“I cani hanno l’acqua e le cucce per stare al caldo, noi invece siamo costretti a vivere nell’immondizia”. Siamo andati nel ghetto dove centinaia di lavoratori originari del Marocco si accampano a Turi nei mesi della raccolta delle ciliegie.

Le condizioni in cui vivono sono terrificanti. Cumuli di immondizia, tende di fortuna per riuscire a riposare dopo anche 14 ore di lavoro estenuante nei campi. Tutto questo senza acqua e senza corrente. La rabbia è tanta come sottolinea Jamal. “Ci trattano come degli schiavi, peggio degli animali. Per lavarci scavalchiamo il cancello e usiamo un rubinetto destinato ai cani”.

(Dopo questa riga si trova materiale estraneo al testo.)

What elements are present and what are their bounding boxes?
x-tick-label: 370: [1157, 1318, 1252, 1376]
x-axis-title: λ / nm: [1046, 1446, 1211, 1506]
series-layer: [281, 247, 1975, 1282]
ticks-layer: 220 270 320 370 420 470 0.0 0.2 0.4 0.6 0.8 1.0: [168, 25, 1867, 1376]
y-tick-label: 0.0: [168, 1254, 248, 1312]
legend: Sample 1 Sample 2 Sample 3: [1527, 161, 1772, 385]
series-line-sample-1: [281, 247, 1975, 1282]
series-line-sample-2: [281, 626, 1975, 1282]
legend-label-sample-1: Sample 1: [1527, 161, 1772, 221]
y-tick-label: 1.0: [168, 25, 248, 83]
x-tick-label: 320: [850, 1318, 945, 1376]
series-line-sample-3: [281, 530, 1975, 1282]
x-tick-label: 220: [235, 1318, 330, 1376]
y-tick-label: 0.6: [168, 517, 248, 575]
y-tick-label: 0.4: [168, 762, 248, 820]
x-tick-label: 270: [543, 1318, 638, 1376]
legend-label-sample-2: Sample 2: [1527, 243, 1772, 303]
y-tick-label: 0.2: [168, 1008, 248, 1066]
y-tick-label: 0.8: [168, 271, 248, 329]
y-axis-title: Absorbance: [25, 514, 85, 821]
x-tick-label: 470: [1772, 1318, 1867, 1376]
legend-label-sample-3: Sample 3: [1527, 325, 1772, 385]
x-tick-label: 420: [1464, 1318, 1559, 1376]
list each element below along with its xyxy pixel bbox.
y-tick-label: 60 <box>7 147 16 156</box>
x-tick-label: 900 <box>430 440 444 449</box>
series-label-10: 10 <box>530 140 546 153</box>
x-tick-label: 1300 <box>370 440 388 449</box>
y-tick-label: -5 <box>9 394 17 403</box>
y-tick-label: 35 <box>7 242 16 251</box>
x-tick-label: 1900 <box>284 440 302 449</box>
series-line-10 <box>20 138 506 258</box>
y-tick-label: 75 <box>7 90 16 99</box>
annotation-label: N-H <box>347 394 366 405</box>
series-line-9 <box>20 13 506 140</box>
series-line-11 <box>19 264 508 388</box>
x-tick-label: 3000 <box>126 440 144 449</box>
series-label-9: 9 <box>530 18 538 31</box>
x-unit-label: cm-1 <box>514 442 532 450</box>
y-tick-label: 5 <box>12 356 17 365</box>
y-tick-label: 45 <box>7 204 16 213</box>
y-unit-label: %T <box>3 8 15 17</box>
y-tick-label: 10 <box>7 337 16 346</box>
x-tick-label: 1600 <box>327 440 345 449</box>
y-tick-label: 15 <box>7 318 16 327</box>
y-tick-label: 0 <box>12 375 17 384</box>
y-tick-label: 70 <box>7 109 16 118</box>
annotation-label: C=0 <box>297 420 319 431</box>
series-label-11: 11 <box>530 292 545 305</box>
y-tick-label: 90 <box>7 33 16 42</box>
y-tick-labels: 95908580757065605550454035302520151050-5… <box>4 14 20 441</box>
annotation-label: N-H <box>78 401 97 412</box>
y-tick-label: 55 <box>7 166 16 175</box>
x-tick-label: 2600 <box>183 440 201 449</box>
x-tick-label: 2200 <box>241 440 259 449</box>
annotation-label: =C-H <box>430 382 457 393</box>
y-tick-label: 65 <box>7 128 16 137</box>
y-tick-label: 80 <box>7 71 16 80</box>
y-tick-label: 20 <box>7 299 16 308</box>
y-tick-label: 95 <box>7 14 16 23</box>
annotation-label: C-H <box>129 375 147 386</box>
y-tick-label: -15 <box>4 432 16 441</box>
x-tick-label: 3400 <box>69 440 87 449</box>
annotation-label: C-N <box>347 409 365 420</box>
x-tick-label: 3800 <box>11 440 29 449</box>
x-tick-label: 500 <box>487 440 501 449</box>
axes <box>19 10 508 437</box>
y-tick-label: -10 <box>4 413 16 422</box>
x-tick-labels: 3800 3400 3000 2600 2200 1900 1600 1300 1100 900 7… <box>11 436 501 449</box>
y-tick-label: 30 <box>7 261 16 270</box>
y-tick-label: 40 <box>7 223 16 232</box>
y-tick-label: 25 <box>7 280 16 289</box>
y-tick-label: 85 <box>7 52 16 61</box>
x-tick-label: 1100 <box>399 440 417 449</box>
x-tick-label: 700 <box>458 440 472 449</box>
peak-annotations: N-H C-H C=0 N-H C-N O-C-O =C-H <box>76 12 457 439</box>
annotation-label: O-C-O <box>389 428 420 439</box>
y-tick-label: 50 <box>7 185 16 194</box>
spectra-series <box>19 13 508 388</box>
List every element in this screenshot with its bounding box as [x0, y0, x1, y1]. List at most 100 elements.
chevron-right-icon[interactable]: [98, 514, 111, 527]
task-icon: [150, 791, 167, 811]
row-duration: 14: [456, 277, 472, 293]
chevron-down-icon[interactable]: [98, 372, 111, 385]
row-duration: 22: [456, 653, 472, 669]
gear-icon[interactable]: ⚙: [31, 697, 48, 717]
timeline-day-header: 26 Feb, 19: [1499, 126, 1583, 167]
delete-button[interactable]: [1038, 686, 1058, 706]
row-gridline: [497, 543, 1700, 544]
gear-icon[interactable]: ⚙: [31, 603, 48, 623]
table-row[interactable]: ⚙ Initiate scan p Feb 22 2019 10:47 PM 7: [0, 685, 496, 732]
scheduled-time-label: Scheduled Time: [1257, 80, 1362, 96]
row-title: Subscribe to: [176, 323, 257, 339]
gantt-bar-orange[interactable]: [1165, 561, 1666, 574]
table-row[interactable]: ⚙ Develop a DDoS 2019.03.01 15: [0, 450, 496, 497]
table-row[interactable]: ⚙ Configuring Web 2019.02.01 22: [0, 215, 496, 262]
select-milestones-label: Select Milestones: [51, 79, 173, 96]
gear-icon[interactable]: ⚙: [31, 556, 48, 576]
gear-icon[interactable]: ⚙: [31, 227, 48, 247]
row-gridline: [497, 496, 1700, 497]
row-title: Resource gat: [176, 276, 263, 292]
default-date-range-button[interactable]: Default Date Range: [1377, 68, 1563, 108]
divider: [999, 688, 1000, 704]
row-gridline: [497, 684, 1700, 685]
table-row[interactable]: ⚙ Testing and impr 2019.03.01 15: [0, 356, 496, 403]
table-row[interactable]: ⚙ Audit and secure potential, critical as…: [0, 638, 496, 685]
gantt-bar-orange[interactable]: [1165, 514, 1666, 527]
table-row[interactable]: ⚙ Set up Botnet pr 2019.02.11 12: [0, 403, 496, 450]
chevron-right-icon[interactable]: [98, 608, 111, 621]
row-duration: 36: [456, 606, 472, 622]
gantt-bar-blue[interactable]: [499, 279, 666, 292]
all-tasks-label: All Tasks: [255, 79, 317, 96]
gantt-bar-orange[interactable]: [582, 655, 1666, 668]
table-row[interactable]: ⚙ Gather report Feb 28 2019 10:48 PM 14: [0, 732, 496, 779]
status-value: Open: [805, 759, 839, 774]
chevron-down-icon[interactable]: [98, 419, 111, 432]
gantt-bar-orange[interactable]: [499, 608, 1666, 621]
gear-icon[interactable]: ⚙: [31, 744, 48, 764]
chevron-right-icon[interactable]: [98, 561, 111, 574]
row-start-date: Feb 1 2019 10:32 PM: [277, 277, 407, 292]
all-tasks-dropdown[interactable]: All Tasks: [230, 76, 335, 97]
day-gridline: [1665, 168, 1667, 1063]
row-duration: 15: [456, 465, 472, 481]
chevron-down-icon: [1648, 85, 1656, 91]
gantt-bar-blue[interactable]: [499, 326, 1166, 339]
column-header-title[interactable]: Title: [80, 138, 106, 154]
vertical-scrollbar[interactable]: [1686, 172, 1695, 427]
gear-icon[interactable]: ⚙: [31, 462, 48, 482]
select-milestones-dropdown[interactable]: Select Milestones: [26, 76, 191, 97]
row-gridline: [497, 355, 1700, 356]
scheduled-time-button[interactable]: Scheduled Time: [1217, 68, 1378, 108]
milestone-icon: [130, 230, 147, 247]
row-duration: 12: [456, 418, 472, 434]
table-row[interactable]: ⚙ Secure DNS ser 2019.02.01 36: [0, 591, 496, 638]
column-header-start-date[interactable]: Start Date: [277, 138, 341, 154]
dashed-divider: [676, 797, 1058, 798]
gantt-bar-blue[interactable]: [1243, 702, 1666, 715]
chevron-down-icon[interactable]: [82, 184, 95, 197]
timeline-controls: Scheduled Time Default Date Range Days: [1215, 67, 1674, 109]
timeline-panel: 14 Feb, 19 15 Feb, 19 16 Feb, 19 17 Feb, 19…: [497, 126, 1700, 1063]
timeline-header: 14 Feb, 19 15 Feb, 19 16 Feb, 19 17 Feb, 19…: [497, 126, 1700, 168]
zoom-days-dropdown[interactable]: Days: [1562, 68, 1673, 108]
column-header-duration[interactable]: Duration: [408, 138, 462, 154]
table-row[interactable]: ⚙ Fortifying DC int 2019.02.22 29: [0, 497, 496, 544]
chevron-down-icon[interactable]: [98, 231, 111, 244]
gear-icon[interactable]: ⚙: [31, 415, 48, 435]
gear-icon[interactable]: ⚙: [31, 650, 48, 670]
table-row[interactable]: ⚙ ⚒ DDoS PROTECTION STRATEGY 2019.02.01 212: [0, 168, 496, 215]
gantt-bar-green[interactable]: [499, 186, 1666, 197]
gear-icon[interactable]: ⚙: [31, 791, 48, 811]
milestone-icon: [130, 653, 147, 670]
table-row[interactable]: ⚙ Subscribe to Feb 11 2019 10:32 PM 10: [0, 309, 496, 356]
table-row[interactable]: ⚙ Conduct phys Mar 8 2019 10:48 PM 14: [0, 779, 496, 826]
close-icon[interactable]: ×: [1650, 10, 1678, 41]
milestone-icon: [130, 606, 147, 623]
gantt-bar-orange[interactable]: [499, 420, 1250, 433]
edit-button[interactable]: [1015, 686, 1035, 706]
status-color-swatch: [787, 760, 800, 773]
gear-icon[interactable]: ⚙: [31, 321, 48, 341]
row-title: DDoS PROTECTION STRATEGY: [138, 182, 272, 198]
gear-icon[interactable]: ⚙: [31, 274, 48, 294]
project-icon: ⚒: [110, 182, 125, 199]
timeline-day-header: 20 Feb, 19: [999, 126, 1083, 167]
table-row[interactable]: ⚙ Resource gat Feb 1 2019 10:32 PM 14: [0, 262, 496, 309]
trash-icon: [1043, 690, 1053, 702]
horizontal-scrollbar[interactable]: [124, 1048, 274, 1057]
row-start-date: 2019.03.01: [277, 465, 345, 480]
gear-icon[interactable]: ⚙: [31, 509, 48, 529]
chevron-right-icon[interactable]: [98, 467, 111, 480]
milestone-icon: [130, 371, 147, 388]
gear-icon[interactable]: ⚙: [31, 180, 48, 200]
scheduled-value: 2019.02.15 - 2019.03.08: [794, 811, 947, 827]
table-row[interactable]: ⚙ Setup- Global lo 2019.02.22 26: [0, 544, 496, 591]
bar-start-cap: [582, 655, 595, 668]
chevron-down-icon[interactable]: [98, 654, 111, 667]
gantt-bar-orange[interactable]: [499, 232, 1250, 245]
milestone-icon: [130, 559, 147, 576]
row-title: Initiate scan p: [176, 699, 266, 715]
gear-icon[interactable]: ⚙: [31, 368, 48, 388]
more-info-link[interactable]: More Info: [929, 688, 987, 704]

“Ci accusano di essere sporchi e di essere cattivi, ma non è così. Non siamo tutti uguali”. Il riferimento è ai fatti di cronaca accaduti a Turi. Molti imprenditori sono costretti a chiudere prima per evitare che qualche migrante ubriaco non distrugga il locale. I cittadini hanno paura di camminare per strada da soli. Ma, come spiega anche Jamal, non bisognerebbe fare di tutta l’erba un fascio.

“Ci sono quelli che si ubriacano e che vanno a creare casini in città, ma la maggior parte di noi viene qui per lavorare e per guadagnare qualcosa da mandare alle nostre famiglie. Il problema è che ci trattano come degli animali, ci calpestano e questo provoca tanta rabbia”. Di certo essere trattati come dei reietti non aiuta l’integrazione.

Jamal e altri suoi compaesani chiedono rispetto. Non possono continuare a vivere in quella che è una vera e propria baraccopoli. Loro che sono il fulcro dell’economia delle ciliegie, come sottolinea anche Jamal: “Senza di noi le ciliegie non verrebbero raccolte”.

Le loro condizioni di vita sono ignare anche ai loro familiari. “Credono che viviamo in una casa con tutte le comodità, non sanno che invece siamo nell’immondizia e che per restare in contatto con loro rischiamo di morire fulminati. Se lo sapessero non dormirebbero la notte e quindi diciamo una bugia”.

Dall’altra parte ci sono i titolari di bar e ristoranti, come Cesare, che chiedono maggiori controlli. Quest’ultimo, infatti, aveva deciso di chiudere la sua pizzeria per protestare contro le Istituzioni che lo avevano abbandonato. Il suo sfogo sui social riguardava un accoltellamento avvenuto fuori dalla sua pizzeria. Lui stesso, come altri suoi colleghi, sottolinea che tra i migranti impegnati nella raccolta delle ciliegie ci sono anche brave persone che di certo non portano guai.

Dopo la protesta, Cesare è stato contattato dal sindaco di Turi e dal comandante dei Vigili che hanno promesso maggiori controlli e posti di controllo in città soprattutto nel periodo della raccolta.

Vedere tale degrado in una società civile fa davvero male. Jamal e tutti i suoi connazionali arrivati in Italia in cerca di un lavoro meritano di essere trattati con dignità. Chi invece è in cerca di guai, come sottolineano anche gli abitanti del ghetto, meritano di essere puniti e di essere fermati prima che tutti ne paghino le conseguenze.